Juste avant l’E3 de l’année passée, Best Buy fuitait une liste de jeux qui allait être mis en pré-commande suite aux annonces du salon. J’ai refusé de croire à la véracité de cette information pour la simple raison que Rage 2 y figurait. Personne n’a jamais réclamé une suite à Rage, et Id Software, son développeur, venait de rebooter DOOM avec succès. Pourtant, une semaine plus tard, Rage 2 se faisait annoncer sur la scène de Bethesda. Cette fois-ci, par contre, Id allait seulement s’occuper de la partie FPS en y insérant le combat de DOOM, à peu de choses près, et Avalanche Studios y proposerait leur expérience sur Mad Max pour remplir le reste. Cette composition d’un des meilleurs FPS des dernières années et de l’adaptation d’un des meilleurs films des dernières années fonctionne-t-elle?

Le travail de Id sur Rage 2 est immédiatement reconnaissable et clairement de bonne facture, mais il parait minime. Trop minime pour justifier l’entièreté du jeu. Les mouvements sont fluides et rapides, les armes sont jouissives à faire gronder et les upgrades raffinent progressivement et agréablement le feeling des gunfights. Ça s’arrête un peu là, comme si ces éléments avaient été livrés sans indications et que c’était à Avalanche de colorier autour, comme si les salles grises de tutos étaient l’entièreté de la contribution de Id. Avalanche a pris sa tâche au sérieux et a excessivement colorié le monde post-apocalyptique de Rage 2 en rose pétant et en jaune soleil. Malheureusement ce n’était pas tout à fait le type de coloriage qui leur était demandé et le résultat manque de texture.

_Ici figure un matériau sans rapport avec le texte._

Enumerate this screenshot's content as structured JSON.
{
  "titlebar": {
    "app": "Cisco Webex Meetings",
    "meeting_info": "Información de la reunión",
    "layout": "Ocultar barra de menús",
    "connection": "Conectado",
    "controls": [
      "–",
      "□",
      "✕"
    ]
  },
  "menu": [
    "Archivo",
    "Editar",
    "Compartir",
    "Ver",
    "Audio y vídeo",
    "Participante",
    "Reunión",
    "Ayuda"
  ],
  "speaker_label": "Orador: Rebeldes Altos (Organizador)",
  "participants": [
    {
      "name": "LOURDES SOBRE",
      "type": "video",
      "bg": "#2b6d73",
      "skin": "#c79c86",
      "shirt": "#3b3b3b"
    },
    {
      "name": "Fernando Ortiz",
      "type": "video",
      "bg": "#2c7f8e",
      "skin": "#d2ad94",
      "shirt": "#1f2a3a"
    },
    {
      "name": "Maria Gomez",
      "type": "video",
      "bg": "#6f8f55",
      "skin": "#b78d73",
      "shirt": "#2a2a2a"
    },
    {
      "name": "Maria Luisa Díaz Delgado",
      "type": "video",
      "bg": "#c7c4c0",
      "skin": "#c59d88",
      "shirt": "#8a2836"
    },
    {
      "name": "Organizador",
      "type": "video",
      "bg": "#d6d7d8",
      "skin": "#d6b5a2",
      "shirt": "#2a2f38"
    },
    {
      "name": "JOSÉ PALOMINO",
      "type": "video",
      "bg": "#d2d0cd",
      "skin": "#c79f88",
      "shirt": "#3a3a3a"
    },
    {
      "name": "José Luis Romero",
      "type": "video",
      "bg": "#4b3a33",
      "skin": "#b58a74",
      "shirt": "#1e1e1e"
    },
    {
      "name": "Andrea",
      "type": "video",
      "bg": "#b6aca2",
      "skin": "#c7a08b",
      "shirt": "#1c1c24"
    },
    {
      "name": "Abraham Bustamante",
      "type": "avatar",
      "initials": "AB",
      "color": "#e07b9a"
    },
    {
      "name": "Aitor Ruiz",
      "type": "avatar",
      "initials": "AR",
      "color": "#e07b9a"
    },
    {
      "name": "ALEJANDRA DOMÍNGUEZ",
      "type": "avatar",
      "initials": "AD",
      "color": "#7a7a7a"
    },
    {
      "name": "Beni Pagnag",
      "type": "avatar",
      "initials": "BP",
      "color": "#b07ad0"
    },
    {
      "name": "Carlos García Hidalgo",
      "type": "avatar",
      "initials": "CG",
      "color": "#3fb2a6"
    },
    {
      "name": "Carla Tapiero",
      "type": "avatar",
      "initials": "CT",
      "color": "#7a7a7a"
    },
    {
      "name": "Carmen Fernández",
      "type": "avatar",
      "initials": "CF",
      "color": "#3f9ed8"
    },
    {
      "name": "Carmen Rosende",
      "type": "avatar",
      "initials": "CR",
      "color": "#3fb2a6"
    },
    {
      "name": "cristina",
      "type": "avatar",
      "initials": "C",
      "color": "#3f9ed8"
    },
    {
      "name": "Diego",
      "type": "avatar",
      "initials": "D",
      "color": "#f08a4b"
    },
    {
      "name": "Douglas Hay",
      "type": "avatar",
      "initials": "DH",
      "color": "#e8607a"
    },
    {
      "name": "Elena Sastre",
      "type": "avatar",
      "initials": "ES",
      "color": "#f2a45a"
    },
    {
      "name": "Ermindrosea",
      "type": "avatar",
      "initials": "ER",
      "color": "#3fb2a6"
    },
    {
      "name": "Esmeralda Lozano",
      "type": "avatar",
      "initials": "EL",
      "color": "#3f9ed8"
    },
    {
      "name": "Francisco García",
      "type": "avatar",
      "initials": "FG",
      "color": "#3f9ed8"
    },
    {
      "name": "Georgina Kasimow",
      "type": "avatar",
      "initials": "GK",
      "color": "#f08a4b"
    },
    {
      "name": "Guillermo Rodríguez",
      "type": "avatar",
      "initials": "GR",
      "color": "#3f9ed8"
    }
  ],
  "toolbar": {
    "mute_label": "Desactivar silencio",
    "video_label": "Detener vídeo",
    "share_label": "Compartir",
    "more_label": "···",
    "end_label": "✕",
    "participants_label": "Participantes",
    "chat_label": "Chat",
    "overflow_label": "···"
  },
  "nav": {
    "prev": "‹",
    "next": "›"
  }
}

S’il est indéniablement amusant de faire exploser et démembrer des ennemis pendant quelques heures dans Rage 2, on ne peut pas forcément en dire autant pour les sessions plus longues. Les diverses améliorations des armes et des pouvoirs amènent de temps à autre un peu de fraîcheur à l’expérience, mais il aurait fallu que le design des niveaux et surtout des ennemis en fasse autant. Il y a en tout deux variations d’ennemis de base, ceux qui nous courent dessus pour nous attaquer au corps à corps et ceux qui restent sur place pour nous tirer dessus. Ils peuvent avoir des apparences et des résistances différentes, mais la stratégie pour les vaincre reste toujours la même: fusil à pompe dans la gueule ou courir dans leur direction et ensuite fusil à pompe dans la gueule. Il y a bien d’autres armes, mais aucune n’est proche d’être aussi efficace ou amusante. Ce manque de variation dans l’action est encore aggravé par le système d’amélioration qui creuse l’écart entre notre cher fusil à pompe et les autres armes qui deviennent de plus en plus obsolètes.

Les missions de la campagne offrent les meilleurs moments de jeu, grâce à leur design un peu plus fouillé et leur concentration d’ennemis plus élevée, mais ils souffrent tout de même de problèmes de communication qui freinent le rythme du jeu. Contrairement à DOOM, on ne sait jamais vraiment si on se trouve dans une phase d’exploration ou de combat. Ainsi, après avoir éliminé les menaces de chaque salle, on a un temps de flottement où on se demande si on est sensé courir dans la suivante ou fouiller les recoins du lieu actuel.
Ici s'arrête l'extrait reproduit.